Mettre à l'activité physique un plus grand nombre


Vouloir mettre à l'activité physique le plus grand nombre

Voici un objectif ambitieux et tout à fait louable. Mais dans les faits, comment s'organiser ? Comment faire alors que le nombre de licenciés diminue, que les dotations aux associations sportives diminuent, que ces mêmes associations comptent de moins en moins de bénévoles, que les installations sportives sont insuffisamment nombreuses, que la population n'a pas suffisamment d'argent pour penser aux loisirs... Et bien on s'adapte.

Alors on propose de nouvelles prises en charges, qui répondent à la demande du pratiquant. On crée des salles de gymnastique qui permettent de vulgariser la pratique d''activité physique et de sport avec du matériel de pointe. On laisse peu à peu tomber la compétition avec un retour à l'activité physique de loisir et de bien-être. On forme des éducateurs sportifs, spécialistes du Sport-Santé. Du-coup on légifère pour que tout le monde puisse trouver sa place. On augmente les enveloppes destinées au Sport-Santé. On crée le sport sur ordonnance. On avance bien...en théorie.

Mais en pratique, on oublie ceux qui souhaitent un accompagnement dans les salles de gym, on est de moins en moins bon techniquement pour avoir de plus en plus de licenciés dans les clubs sportifs.
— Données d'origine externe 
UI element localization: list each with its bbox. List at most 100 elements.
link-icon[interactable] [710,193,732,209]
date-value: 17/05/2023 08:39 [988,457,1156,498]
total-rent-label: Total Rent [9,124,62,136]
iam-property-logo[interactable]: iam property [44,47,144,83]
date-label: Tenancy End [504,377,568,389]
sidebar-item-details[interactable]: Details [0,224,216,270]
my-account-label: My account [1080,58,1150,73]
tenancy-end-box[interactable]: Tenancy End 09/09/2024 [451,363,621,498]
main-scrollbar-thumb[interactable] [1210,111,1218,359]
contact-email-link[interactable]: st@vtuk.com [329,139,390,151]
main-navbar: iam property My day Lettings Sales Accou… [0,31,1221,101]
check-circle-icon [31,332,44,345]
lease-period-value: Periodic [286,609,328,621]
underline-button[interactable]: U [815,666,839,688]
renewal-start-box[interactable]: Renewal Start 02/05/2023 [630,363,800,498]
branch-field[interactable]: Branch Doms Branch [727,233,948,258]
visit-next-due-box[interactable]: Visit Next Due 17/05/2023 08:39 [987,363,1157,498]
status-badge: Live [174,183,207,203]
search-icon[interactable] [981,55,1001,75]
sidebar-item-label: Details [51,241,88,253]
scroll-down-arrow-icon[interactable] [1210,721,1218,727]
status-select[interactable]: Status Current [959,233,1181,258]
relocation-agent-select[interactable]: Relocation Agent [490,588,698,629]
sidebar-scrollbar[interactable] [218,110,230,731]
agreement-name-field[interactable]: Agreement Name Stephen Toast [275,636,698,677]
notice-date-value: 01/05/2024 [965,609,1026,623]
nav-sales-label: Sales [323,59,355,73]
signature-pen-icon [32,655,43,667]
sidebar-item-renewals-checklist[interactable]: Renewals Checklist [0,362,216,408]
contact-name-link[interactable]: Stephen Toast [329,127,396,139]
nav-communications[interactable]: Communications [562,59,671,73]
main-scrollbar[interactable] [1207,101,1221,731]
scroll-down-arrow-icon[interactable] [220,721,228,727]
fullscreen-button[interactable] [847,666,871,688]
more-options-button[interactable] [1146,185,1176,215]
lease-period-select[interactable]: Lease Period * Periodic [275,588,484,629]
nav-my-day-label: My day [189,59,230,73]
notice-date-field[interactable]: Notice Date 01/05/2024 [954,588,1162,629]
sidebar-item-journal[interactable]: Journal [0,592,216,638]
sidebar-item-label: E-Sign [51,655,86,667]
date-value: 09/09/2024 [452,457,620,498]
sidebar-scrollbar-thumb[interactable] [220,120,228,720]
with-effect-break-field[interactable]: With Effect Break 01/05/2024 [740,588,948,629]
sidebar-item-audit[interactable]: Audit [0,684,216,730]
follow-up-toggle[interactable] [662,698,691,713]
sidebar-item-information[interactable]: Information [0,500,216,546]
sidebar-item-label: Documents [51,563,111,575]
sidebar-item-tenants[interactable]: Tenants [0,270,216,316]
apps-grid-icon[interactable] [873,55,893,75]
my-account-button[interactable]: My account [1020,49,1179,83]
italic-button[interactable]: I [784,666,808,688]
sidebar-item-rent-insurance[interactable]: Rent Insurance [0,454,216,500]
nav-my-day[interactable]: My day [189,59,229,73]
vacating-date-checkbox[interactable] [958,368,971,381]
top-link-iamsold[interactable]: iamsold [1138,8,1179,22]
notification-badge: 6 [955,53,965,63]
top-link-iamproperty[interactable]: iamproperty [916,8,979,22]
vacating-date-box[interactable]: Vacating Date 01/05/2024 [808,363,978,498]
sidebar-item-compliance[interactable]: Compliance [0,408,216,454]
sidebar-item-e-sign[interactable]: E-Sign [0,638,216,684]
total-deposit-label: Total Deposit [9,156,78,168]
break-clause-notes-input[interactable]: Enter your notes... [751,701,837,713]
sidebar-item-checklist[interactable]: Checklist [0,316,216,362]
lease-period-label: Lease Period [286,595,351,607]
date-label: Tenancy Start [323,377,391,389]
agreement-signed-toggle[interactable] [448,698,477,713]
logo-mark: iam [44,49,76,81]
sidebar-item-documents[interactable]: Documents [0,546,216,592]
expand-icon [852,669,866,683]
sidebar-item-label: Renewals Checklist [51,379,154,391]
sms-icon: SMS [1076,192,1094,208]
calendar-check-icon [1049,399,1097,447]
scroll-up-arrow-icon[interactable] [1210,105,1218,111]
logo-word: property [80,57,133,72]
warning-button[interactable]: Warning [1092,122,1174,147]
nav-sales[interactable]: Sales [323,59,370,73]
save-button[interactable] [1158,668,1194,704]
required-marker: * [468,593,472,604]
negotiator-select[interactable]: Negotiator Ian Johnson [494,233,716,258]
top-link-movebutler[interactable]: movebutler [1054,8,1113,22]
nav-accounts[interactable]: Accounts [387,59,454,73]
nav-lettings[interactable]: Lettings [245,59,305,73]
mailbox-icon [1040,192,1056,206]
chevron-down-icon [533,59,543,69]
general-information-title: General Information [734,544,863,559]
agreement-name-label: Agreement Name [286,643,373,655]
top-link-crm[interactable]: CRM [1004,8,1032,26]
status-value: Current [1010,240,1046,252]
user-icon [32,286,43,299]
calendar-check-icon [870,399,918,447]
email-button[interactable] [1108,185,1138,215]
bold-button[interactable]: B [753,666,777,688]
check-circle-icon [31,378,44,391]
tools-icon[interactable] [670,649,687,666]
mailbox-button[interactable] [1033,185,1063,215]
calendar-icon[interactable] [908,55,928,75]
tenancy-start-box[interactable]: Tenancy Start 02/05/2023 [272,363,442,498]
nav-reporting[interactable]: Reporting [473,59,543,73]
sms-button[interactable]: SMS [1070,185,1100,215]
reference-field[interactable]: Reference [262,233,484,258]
On crée des rivalités entre les éducateurs, les intervenants, les entraîneurs, les spécialistes de la rééducation, les animateurs, les brevetés d'état, les brevets professionnels, les accompagnateurs, et tout les autres. Heureusement, on légifère. On est donc obligé de diminuer l'enveloppe du sport de compétition pour augmenter celle du Sport-Santé. On ne rembourse pas encore le sport sur ordonnance...mais on avance.

Mais en avançant, nous n'avions pas pensé à un élément important. Comment cela se passe pour l'usager? Comment cela se passe pour un enfant, inscrit dans un club de football, mais qui n'a pas le niveau technique pour jouer et qui ne sait pas que dans l'autre club de sa ville, il le pourrait. Comment cela se passe pour le dirigeant de club de basket qui n'a pas de créneaux suffisants mais qui constate que le club d'à côté n'a pas assez d'adhérents. Comment cela se passe pour la moitié de la population qui ne sait pas nager et qui ne peut apprendre car "pas assez de ligne d'eau". Et bien, cela ne se passe pas. Cela ne se passera jamais.

Nous n'avions pas, aussi, pensé aux querelles de clocher entre les associations historiques et les nouvellement créés, les pratiques compétitives et celles de loisirs, les éducateurs sportifs et les intervenants en APA, ces deux clubs de football qui se partagent les subventions et les installations. Nous n'y avions pas pensés.

Et bien oui, nous pensions que c'était l'usager qui comptait. Nous pensions sincèrement que les associations sportives ne se confrontaient qu'en compétition. Nous ne savions pas que le projet sanitaire, social ou sportif passait en second plan. Nous pensions aussi que les élus et leurs services administratifs orientaient et aidaient les associations qu'elles subventionnent à mettre en place du sport de compétition, de loisir ou de Sport-Santé. Nous pensions que les regroupements d'associations sportives sur un même territoire permettraient des ponts entre le basket et l'athlétisme, entre l'athlétisme et la natation, entre la natation et le judo, entre le judo et la marche nordique. Nous pensions même qu'une personne initiée à l'activité physique par le Sport-Santé pourrait découvrir une activité de loisir dans une association avant de prendre ou pas une licence.

Nous pensions naïvement que l'intervenant en APA pourrait servir les clubs sportifs. Que les brevetés d'états pourraient éclairer les universitaires dans les choix techniques. Que les mondes de la médecine et du sport travailleraient ensemble pour organiser le Sport-Santé. Que le club de football de niveau supérieur pourraient intégrer des sportifs de niveau inférieur, dans le cadre de partenariat et non de racolage auprès des pépites

. Que les licenciés techniquement plus faibles pouvaient faire des rencontres sportives non officielles pour permettre à tout le monde de jouer. Que les créneaux horaires non remplis pourraient permettre une mutualisation de deux clubs d'un même territoire. En fait, nous pensions que la santé publique et le nombre d'usagers prévalait sur les objectifs de club ou d'association. Que la création d'associations sportives n'était qu'une obligation réglementaire permettant de désengorger des actions difficilement gérables par le nombre d'usagers et le peu d'installations.

Nous n'avions pas pensé à tout cela, alors il va falloir que l'on repense. Tant pis si en attendant la population ne pratique pas. Ils attendront encore un peu.